Rust type inferencing oddity

Question

I ran into a weird situation earlier. I wrote:

if rand::random() < self.food_chance {...}

(self.food_chance is of type f32)

and I got a type inferencing error:

   |
71 |             if rand::random() < self.food_chance {
   |                ^^^^^^^^^^^^ cannot infer type for `T`

However this code compiles

if self.food_chance > rand::random() {...}

And I'm left wondering. Is there a reason for this behaviour? Is it even intended behaviour?

I know a little bit about type inferencing theory, and I know that most of the algorithms are agnostic to lhs/rhs, so I'm tempted to think this is expected behaviour rather than straight up a bug.

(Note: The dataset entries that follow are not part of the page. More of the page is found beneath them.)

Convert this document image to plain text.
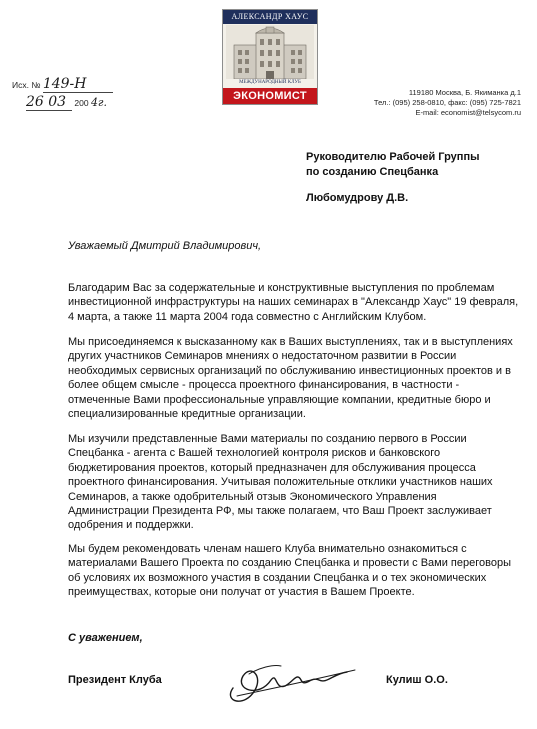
АЛЕКСАНДР ХАУС
МЕЖДУНАРОДНЫЙ КЛУБ
ЭКОНОМИСТ
Исх. № 149-Н
26 03 200 4г.
119180 Москва, Б. Якиманка д.1
Тел.: (095) 258-0810, факс: (095) 725-7821
E-mail: economist@telsycom.ru
Руководителю Рабочей Группы
по созданию Спецбанка
Любомудрову Д.В.
Уважаемый Дмитрий Владимирович,

Благодарим Вас за содержательные и конструктивные выступления по проблемам инвестиционной инфраструктуры на наших семинарах в "Александр Хаус" 19 февраля, 4 марта, а также 11 марта 2004 года совместно с Английским Клубом.

Мы присоединяемся к высказанному как в Ваших выступлениях, так и в выступлениях других участников Семинаров мнениях о недостаточном развитии в России необходимых сервисных организаций по обслуживанию инвестиционных проектов и в более общем смысле - процесса проектного финансирования, в частности - отмеченные Вами профессиональные управляющие компании, кредитные бюро и специализированные кредитные организации.

Мы изучили представленные Вами материалы по созданию первого в России Спецбанка - агента с Вашей технологией контроля рисков и банковского бюджетирования проектов, который предназначен для обслуживания процесса проектного финансирования. Учитывая положительные отклики участников наших Семинаров, а также одобрительный отзыв Экономического Управления Администрации Президента РФ, мы также полагаем, что Ваш Проект заслуживает одобрения и поддержки.

Мы будем рекомендовать членам нашего Клуба внимательно ознакомиться с материалами Вашего Проекта по созданию Спецбанка и провести с Вами переговоры об условиях их возможного участия в создании Спецбанка и о тех экономических преимуществах, которые они получат от участия в Вашем Проекте.

С уважением,
Президент Клуба	Кулиш О.О.
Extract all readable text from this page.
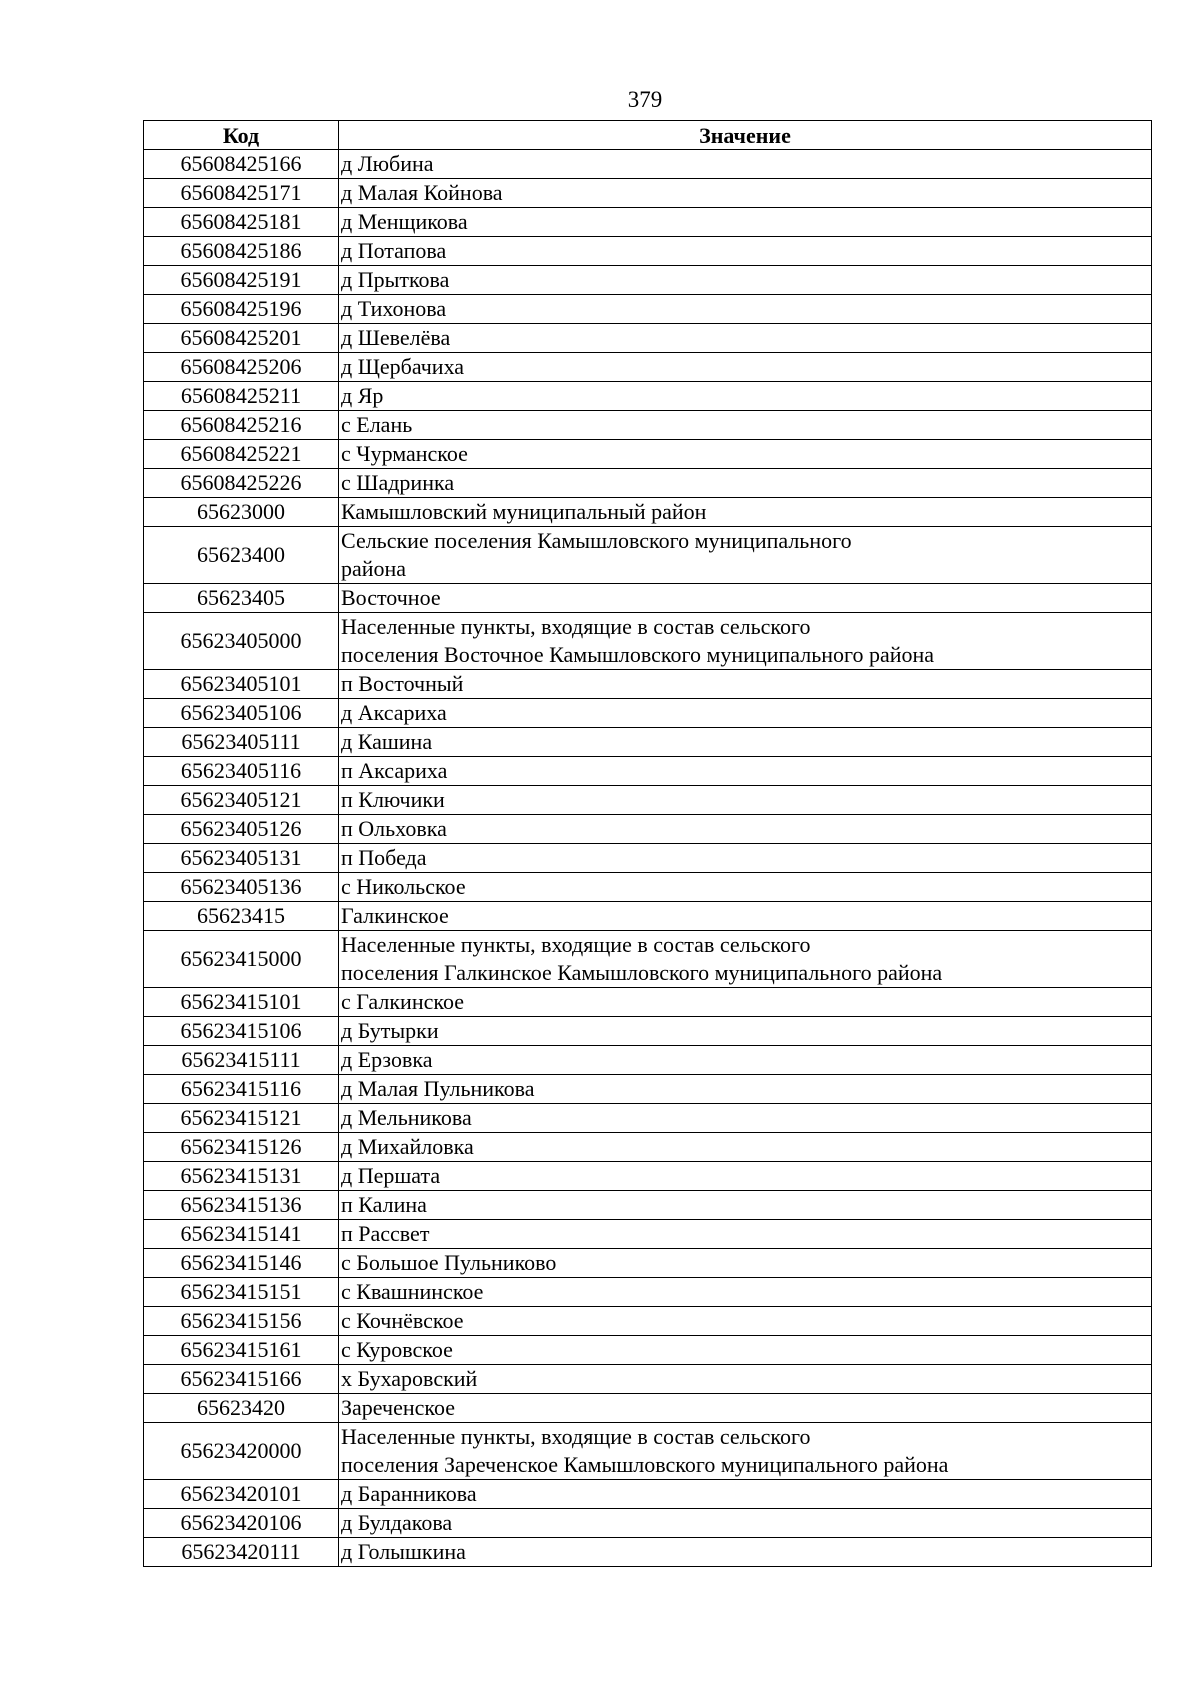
379
Код	Значение
65608425166	д Любина
65608425171	д Малая Койнова
65608425181	д Менщикова
65608425186	д Потапова
65608425191	д Прыткова
65608425196	д Тихонова
65608425201	д Шевелёва
65608425206	д Щербачиха
65608425211	д Яр
65608425216	с Елань
65608425221	с Чурманское
65608425226	с Шадринка
65623000	Камышловский муниципальный район
65623400	Сельские поселения Камышловского муниципального
района
65623405	Восточное
65623405000	Населенные пункты, входящие в состав сельского
поселения Восточное Камышловского муниципального района
65623405101	п Восточный
65623405106	д Аксариха
65623405111	д Кашина
65623405116	п Аксариха
65623405121	п Ключики
65623405126	п Ольховка
65623405131	п Победа
65623405136	с Никольское
65623415	Галкинское
65623415000	Населенные пункты, входящие в состав сельского
поселения Галкинское Камышловского муниципального района
65623415101	с Галкинское
65623415106	д Бутырки
65623415111	д Ерзовка
65623415116	д Малая Пульникова
65623415121	д Мельникова
65623415126	д Михайловка
65623415131	д Першата
65623415136	п Калина
65623415141	п Рассвет
65623415146	с Большое Пульниково
65623415151	с Квашнинское
65623415156	с Кочнёвское
65623415161	с Куровское
65623415166	х Бухаровский
65623420	Зареченское
65623420000	Населенные пункты, входящие в состав сельского
поселения Зареченское Камышловского муниципального района
65623420101	д Баранникова
65623420106	д Булдакова
65623420111	д Голышкина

I tried searching around, but I never got anything close to this.

Answer 1

That's basically because Rust can never infer the type of the receiver. The type of the receiver must be known to perform method lookup, and since

rand::random() < self.food_chance

is equivalent to

std::cmp::PartialOrd::lt(&rand::random(), &self.food_chance);

the receiver is the left-hand operand.

In the expression

self.food_chance > rand::random()

on the other hand, the receiver is known, so Rust can perform method lookup. It will only find a single implementation for f32 as the receiver, namely PartialOrd<f32>, which then in turn determines the type of the right-hand side. If there were implementations for different right-hand side types, Rust would not be able to infer the type in that case either.

To understand why Rust can't infer the receiver, take a look at how Rust's method lookup process works. The first step is to build a list of candidate types based on the type of the receiver. This obvious only works when you already know the type of the receiver.